OSM's influence on adipocytes and metabolism becomes evident in conditions related to obesity. Its role in steering mesenchymal progenitors towards osteoblastic differentiation at the expense of adipogenesis is noteworthy. Additionally, OSM induces dedifferentiation of mature adipocytes. In the context of obesity, heightened OSM expression correlates with adipose tissue inflammation, liver steatosis, and insulin resistance. This multifaceted influence highlights OSM as a factor in the intricate network regulating metabolic disorders associated with obesity.

Cancer

In many forms of cancer, OSM can act as a growth factor, stimulating the proliferation of cancer cells. In other forms, particularly breast cancer, OSM can inhibit tumor growth by reducing angiogenesis, the process by which tumors form new blood vessels to supply themselves with nutrients. This duality of function makes OSM a complex factor in oncology.

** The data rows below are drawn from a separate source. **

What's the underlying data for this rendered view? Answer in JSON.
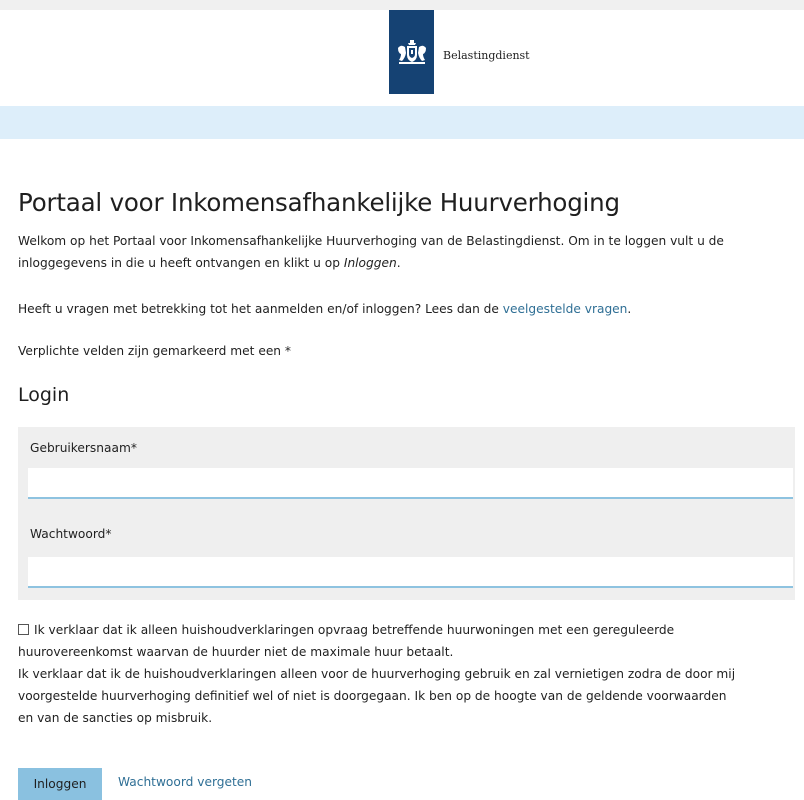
{
  "header": {
    "logo_text": "Belastingdienst"
  },
  "main": {
    "title": "Portaal voor Inkomensafhankelijke Huurverhoging",
    "intro_line1": "Welkom op het Portaal voor Inkomensafhankelijke Huurverhoging van de Belastingdienst. Om in te loggen vult u de",
    "intro_line2_prefix": "inloggegevens in die u heeft ontvangen en klikt u op ",
    "intro_line2_em": "Inloggen",
    "intro_line2_suffix": ".",
    "questions_prefix": "Heeft u vragen met betrekking tot het aanmelden en/of inloggen? Lees dan de ",
    "questions_link": "veelgestelde vragen",
    "questions_suffix": ".",
    "required_note": "Verplichte velden zijn gemarkeerd met een *"
  },
  "login": {
    "heading": "Login",
    "username_label": "Gebruikersnaam*",
    "username_value": "",
    "password_label": "Wachtwoord*",
    "password_value": ""
  },
  "declaration": {
    "line1": "Ik verklaar dat ik alleen huishoudverklaringen opvraag betreffende huurwoningen met een gereguleerde",
    "line2": "huurovereenkomst waarvan de huurder niet de maximale huur betaalt.",
    "line3": "Ik verklaar dat ik de huishoudverklaringen alleen voor de huurverhoging gebruik en zal vernietigen zodra de door mij",
    "line4": "voorgestelde huurverhoging definitief wel of niet is doorgegaan. Ik ben op de hoogte van de geldende voorwaarden",
    "line5": "en van de sancties op misbruik."
  },
  "actions": {
    "login_button": "Inloggen",
    "forgot_password": "Wachtwoord vergeten"
  }
}
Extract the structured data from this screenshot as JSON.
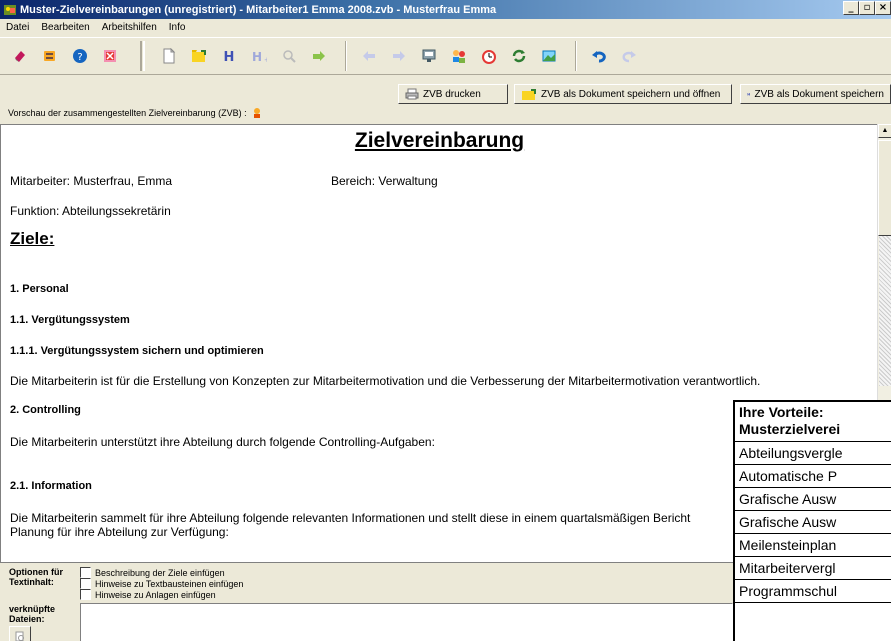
{
  "window": {
    "title": "Muster-Zielvereinbarungen (unregistriert) - Mitarbeiter1 Emma 2008.zvb - Musterfrau Emma",
    "minimize": "_",
    "maximize": "▫",
    "close": "×"
  },
  "menu": {
    "items": [
      "Datei",
      "Bearbeiten",
      "Arbeitshilfen",
      "Info"
    ]
  },
  "toolbar": {
    "icons": [
      "eraser-icon",
      "book-icon",
      "help-icon",
      "close-red-icon",
      "new-document-icon",
      "open-folder-icon",
      "save-h-icon",
      "save-h-plus-icon",
      "search-icon",
      "forward-arrow-icon",
      "back-arrow-icon",
      "forward-arrow-2-icon",
      "comment-icon",
      "people-icon",
      "clock-icon",
      "refresh-icon",
      "image-icon",
      "undo-icon",
      "redo-icon"
    ]
  },
  "actions": {
    "print": "ZVB drucken",
    "save_open": "ZVB als Dokument speichern und öffnen",
    "save": "ZVB als Dokument speichern"
  },
  "preview_label": "Vorschau der zusammengestellten Zielvereinbarung (ZVB) :",
  "document": {
    "title": "Zielvereinbarung",
    "employee": "Mitarbeiter: Musterfrau, Emma",
    "area": "Bereich: Verwaltung",
    "function": "Funktion: Abteilungssekretärin",
    "goals_heading": "Ziele:",
    "s1": "1. Personal",
    "s11": "1.1. Vergütungssystem",
    "s111": "1.1.1. Vergütungssystem sichern und optimieren",
    "p1": "Die Mitarbeiterin ist für die Erstellung von Konzepten zur Mitarbeitermotivation und die Verbesserung der Mitarbeitermotivation verantwortlich.",
    "s2": "2. Controlling",
    "p2": "Die Mitarbeiterin unterstützt ihre Abteilung durch folgende Controlling-Aufgaben:",
    "s21": "2.1. Information",
    "p3": "Die Mitarbeiterin sammelt für ihre Abteilung folgende relevanten Informationen und stellt diese in einem quartalsmäßigen Bericht",
    "p4": "Planung für ihre Abteilung zur Verfügung:"
  },
  "vorteile": {
    "heading1": "Ihre Vorteile:",
    "heading2": "Musterzielverei",
    "rows": [
      "Abteilungsvergle",
      "Automatische P",
      "Grafische Ausw",
      "Grafische Ausw",
      "Meilensteinplan",
      "Mitarbeitervergl",
      "Programmschul"
    ]
  },
  "options": {
    "label": "Optionen für Textinhalt:",
    "check1": "Beschreibung der Ziele einfügen",
    "check2": "Hinweise zu Textbausteinen einfügen",
    "check3": "Hinweise zu Anlagen einfügen",
    "files_label": "verknüpfte Dateien:"
  }
}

In conclusion, OSM, a cytokine secreted by cells, plays a crucial role in modulating JAK/STAT, RAS/MAPK, JNK/p38 MAPK, and PI3K/AKT signaling pathways. Its regulatory influence extends to key physiological processes, including cell proliferation, inflammation, immune response, and hematopoiesis. Notably, OSM is implicated in the pathogenesis of diverse diseases, underlining its significance in contributing to the development and progression of various health conditions.

References

1. Han L., et al. Multifaceted oncostatin M: novel roles and therapeutic potential of the oncostatin M signaling in rheumatoid arthritis. Frontiers in Immunology. 2023, 14.
2. West N. R., et al. The oncostatin M‐stromal cell axis in health and disease. Scandinavian Journal of Immunology. 2018, 88(3): e12694.